Unfortunately, I was not able to get my presentations up today, but I will be putting them up through the week (weather/shoveling permitting.) In the meantime, I keep my public presentation materials on my SkyDrive here.

CodeCamp 10 Presentations Online

Yesterday I gave my aforementioned presentations at the New England Code Camp. Overall, things went well, especially considering this was my first public speaking opportunity. My presentations did run a bit long, and I had to omit some things I had originally wanted to go over. From my own notes, some one-on-one feedback, and some of the review sheets (which were quite positive…thanks!), I plan to make some changes to the presentations in the hopes that they will flow a little faster and hopefully we can concentrate more on the content and less on my ability to type in an audience setting.

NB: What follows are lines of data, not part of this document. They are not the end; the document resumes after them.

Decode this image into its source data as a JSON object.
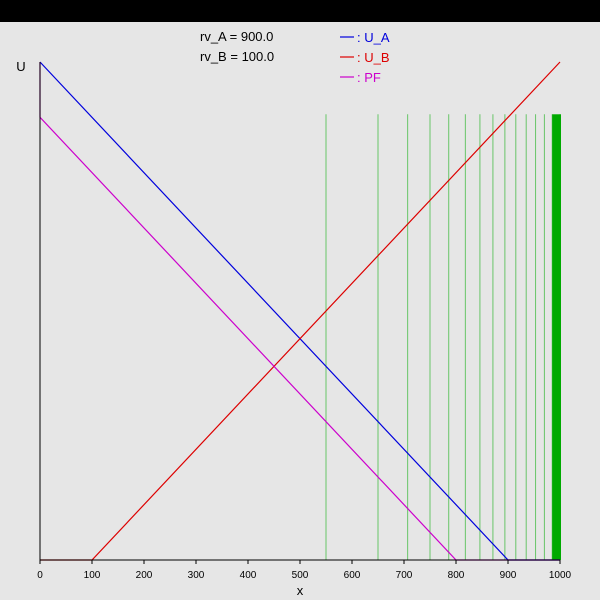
{
  "chart_data": {
    "type": "line",
    "title": "",
    "xlabel": "x",
    "ylabel": "U",
    "xlim": [
      0,
      1000
    ],
    "ylim": [
      0,
      1000
    ],
    "xticks": [
      0,
      100,
      200,
      300,
      400,
      500,
      600,
      700,
      800,
      900,
      1000
    ],
    "annotations": [
      {
        "label": "rv_A",
        "value": "900.0"
      },
      {
        "label": "rv_B",
        "value": "100.0"
      }
    ],
    "legend_placement": "top-center",
    "series": [
      {
        "name": ": U_A",
        "color": "#0000dd",
        "points": [
          [
            0,
            1000
          ],
          [
            900,
            0
          ],
          [
            1000,
            0
          ]
        ]
      },
      {
        "name": ": U_B",
        "color": "#dd0000",
        "points": [
          [
            0,
            0
          ],
          [
            100,
            0
          ],
          [
            1000,
            1000
          ]
        ]
      },
      {
        "name": ": PF",
        "color": "#cc00cc",
        "points": [
          [
            0,
            1000
          ],
          [
            0,
            889
          ],
          [
            800,
            0
          ],
          [
            1000,
            0
          ]
        ]
      }
    ],
    "vertical_lines": {
      "color": "#00aa00",
      "y_top": 895,
      "x": [
        550,
        650,
        707,
        750,
        786,
        818,
        846,
        871,
        894,
        915,
        935,
        953,
        970,
        985,
        1000
      ]
    }
  }
}
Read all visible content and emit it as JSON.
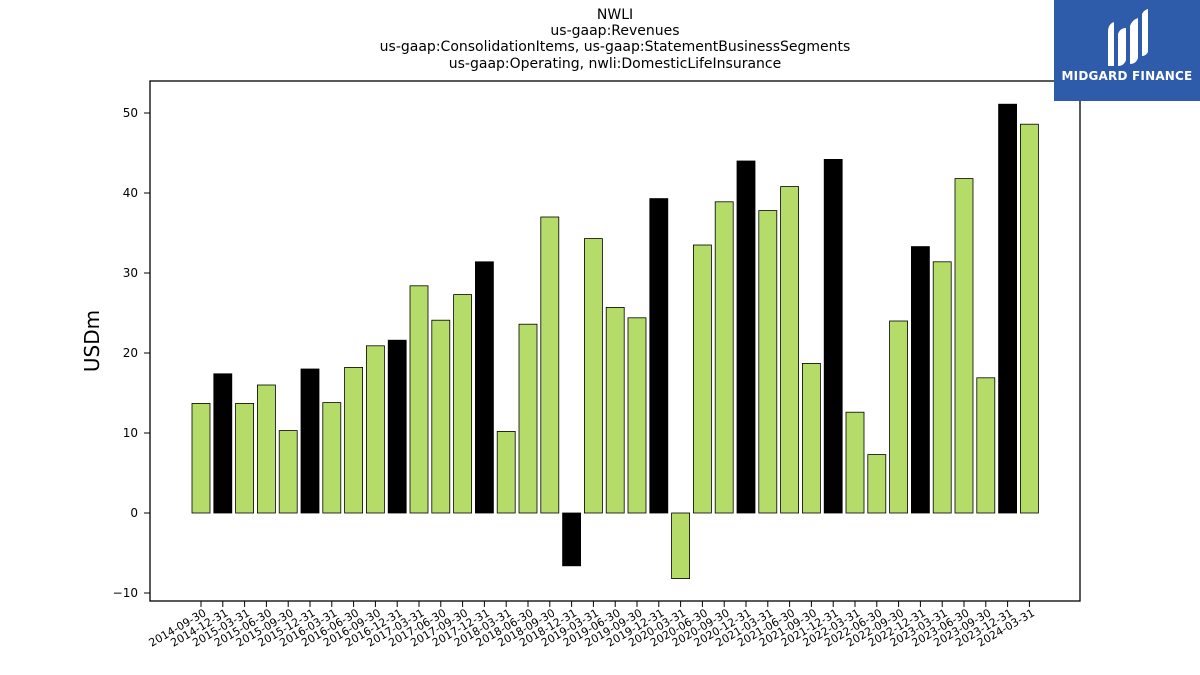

I am taking 2 approaches to publishing the presentation content. First, the raw slide decks and Visual Studio solutions have been published (links below.) Then, over the next few days, I will both augment the code so that the key points are called out (more comments, etc.) as well as write some posts dedicated to covering some of the details in a more conversational format.

Because WordPress is a little flaky when it comes to how files are stored, I am storing the content in some publicly accessible SkyDrive folders. The PowerPoint slide decks are written in PowerPoint 2007, and the source code projects are Visual Studio 2008 projects. (For Office 2003 & Office XP users, some compatibility information is available here.)

C++/CLI Presentation Content

MMC Presentation Content

Many thanks to my 2 audiences and for the congratulations and well-wishes I received. I definitely plan do this again – only better.